I use <canvas> to draw all notes and glyphs in my music educational web apps: http://www.musictheory.net/exercises/keysig/bc98yy
A Firefox user 15.0.1 reported that sometimes the exercise continues to the next question, but the previous question is still displayed on the canvas. I saw how this happens when testing once (out of ~ 500 questions).
When this happens, the canvas was cleared using canvas.width = canvas.width and calling .clearRect in context, and glyphs were drawn in JavaScript via .beginPath , .quadraticCurveTo , .closePath , etc. However, it seems that the canvas support buffer never lights up / draws into the window.
I have seen error messages in the past regarding similar issues:
I can make it redraw by hacking the DOM, for example, inserting the text node as a child of the canvas and then deleting it in the next cycle of the run cycle or changing the background color or filling the canvas.
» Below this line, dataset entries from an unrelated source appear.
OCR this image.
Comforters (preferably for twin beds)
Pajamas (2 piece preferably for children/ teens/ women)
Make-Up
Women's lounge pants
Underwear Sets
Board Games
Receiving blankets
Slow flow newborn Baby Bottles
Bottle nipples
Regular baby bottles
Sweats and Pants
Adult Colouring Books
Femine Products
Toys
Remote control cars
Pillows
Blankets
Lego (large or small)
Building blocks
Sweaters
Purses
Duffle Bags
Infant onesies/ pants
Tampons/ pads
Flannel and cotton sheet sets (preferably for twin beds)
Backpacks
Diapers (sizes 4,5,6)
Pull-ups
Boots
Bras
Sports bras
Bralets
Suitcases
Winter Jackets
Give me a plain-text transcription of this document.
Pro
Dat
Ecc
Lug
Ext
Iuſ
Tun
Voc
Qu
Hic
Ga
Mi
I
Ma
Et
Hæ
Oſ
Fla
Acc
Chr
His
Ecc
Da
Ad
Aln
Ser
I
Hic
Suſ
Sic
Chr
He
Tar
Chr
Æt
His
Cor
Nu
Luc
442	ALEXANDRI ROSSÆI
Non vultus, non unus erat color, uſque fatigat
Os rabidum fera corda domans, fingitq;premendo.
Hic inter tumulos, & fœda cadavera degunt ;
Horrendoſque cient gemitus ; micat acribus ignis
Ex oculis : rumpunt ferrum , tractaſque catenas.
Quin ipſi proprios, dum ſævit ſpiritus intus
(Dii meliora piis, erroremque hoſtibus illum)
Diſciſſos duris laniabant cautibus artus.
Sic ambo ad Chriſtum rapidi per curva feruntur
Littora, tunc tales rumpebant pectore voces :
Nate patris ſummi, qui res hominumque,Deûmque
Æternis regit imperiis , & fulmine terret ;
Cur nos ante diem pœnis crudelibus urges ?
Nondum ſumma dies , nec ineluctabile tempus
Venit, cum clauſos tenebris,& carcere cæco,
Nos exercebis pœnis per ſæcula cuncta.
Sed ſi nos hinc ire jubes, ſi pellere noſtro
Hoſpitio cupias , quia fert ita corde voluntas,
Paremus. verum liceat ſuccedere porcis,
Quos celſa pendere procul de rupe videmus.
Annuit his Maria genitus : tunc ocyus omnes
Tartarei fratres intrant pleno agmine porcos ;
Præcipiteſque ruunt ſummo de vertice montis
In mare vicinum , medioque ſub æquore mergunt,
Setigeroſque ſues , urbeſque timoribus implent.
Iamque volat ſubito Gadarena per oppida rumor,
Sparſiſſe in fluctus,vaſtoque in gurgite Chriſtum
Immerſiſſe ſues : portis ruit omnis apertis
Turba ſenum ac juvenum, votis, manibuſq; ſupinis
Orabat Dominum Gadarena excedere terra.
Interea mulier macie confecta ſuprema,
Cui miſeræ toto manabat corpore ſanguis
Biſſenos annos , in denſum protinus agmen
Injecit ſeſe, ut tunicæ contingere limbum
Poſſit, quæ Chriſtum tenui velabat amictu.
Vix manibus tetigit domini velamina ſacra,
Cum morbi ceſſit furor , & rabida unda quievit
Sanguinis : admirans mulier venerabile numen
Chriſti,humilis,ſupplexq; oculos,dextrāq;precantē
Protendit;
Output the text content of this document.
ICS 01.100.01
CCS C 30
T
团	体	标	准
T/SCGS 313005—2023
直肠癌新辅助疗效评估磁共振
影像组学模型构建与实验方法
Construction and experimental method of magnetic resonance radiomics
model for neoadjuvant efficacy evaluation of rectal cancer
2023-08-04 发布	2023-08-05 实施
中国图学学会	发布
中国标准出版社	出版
It seems hard, however, and I always get the feeling the nagging that I'm missing something obvious.
My drawing code is quite simple:
canvas.width = width; ctx.clearRect(0, 0, width, height); ctx.save(); // Lots of drawing code here ctx.restore() ctx.clearRect(0, 0, 1, 1); // Helped force a repaint on some older WebKit browsers?
I am sure the number of calls to .save and .restore balanced.
1) I call this code directly in response to the onclick event handler. Should I use requestAnimationFrame or setTimeout to execute the drawing in the next run cycle loop?
2) I wonβt miss something obvious, like the canvas.pleaseRepaintNow() API, right?
3) Did other people have similar problems and resorted to modifying the DOM to force redrawing?